A Command Line tool for managing data in Globus Search as well as transferring corresponding data to and from a Globus Endpoint.
Globus Pilot has now been retired as a method of cataloguing records in Globus Search in favor of new and better methods. Most search record keeping is now automated through the use of Globus Flows: https://gladier.readthedocs.io/en/latest/gladier_tools/publish/publishv2.html
Pilot requires python 3.6+, you can install with the following:
pip install globus-pilot
See the Read-The-Docs Page for more options.
For a full walkthrough, see the User Guide. Administrators can also view the Admin Guide.
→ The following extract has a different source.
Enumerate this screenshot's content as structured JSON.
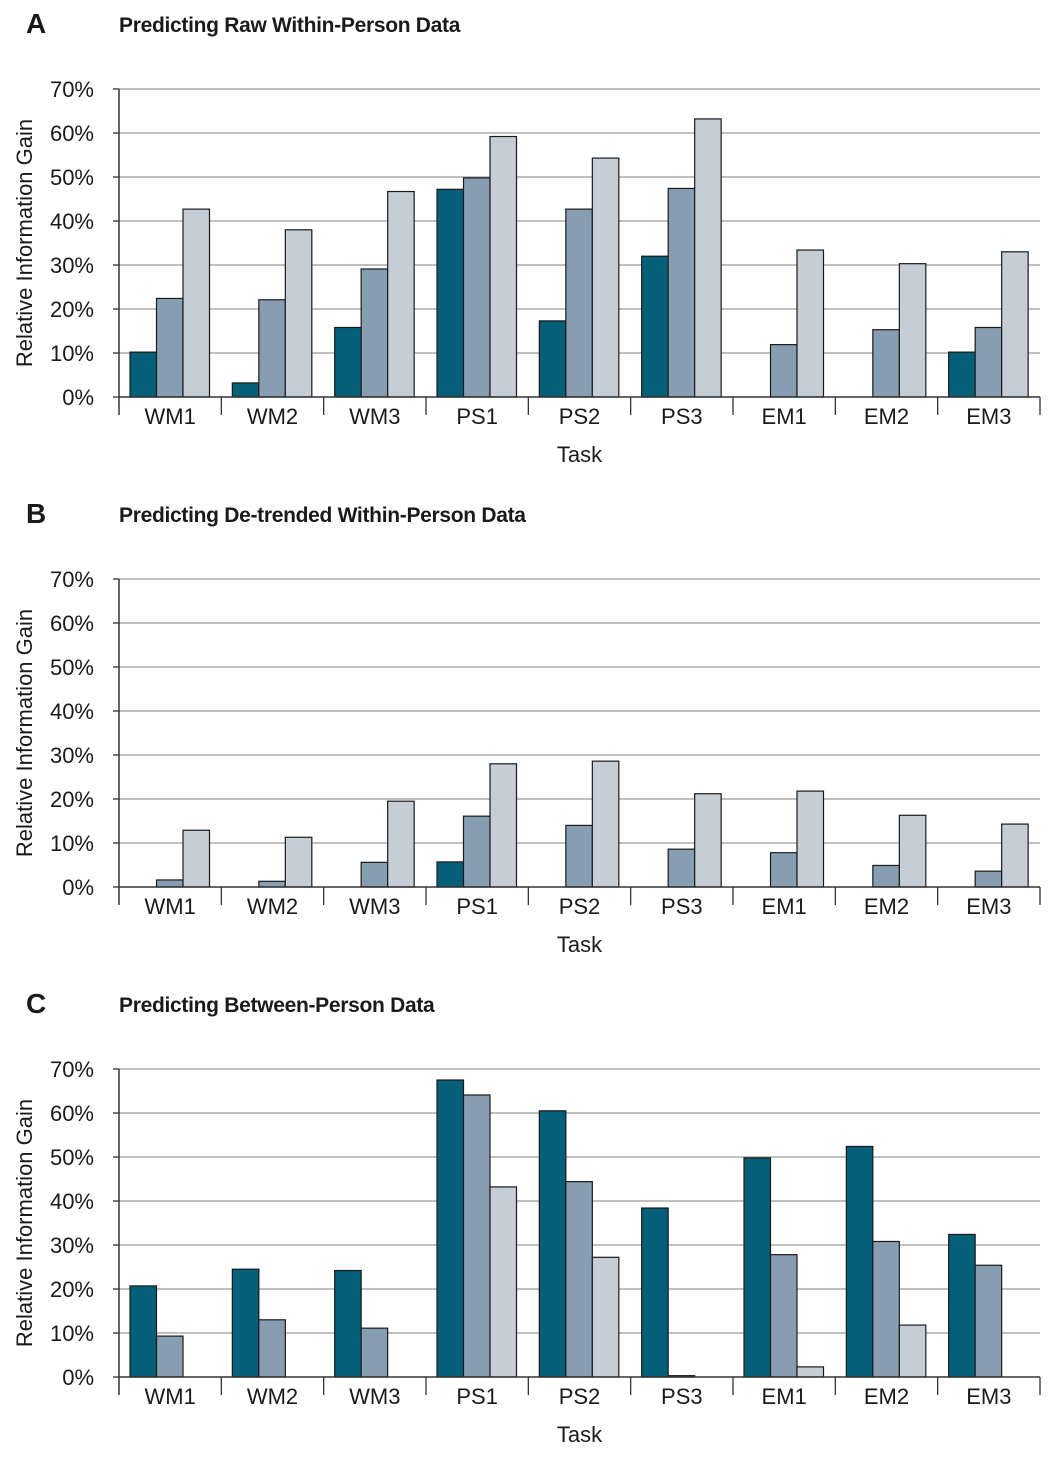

A quick walkthrough is below.
First, login using Globus:
pilot login
Set your Search Index:
pilot index set <myindex>
Then choose your project. See pilot project info
for info on any listed project:
pilot project
pilot project set <myproject>
You can use list
to get a high level overview of the data:
pilot list
If you want more detail about a specific search record, you can use describe
to view details:
pilot describe dose_response/rescaled_combined_single_drug_growth
You can also download the data associated with the search record:
pilot download dose_response/rescaled_combined_single_drug_growth
When you want to add more data to the collection, you can use the upload
command. This will upload the
data in addition to creating a record in Globus Search to track it.
touch my_data.tsv
pilot upload my_data.tsv test_dir --dry-run --verbose -j my_metadata.json
The two flags '--dry-run --verbose' are optional but handy for testing. '-j my_metadata.json' is for providing any extra metadata the pilot tool can't automatically determine. Here is an example of the metadata:
{
"title": "Drug Identifiers",
"description": "Drug identifiers, including InChIKey, SMILES, and PubChem.",
"data_type": "Drug Response",
"dataframe_type": "List",
"source": [
"InChIKey",
"SMILES",
"PubChem"
]
}
Ensure packages in test-requirements.txt are installed, then run:
pytest
And for coverage:
pytest --cov pilot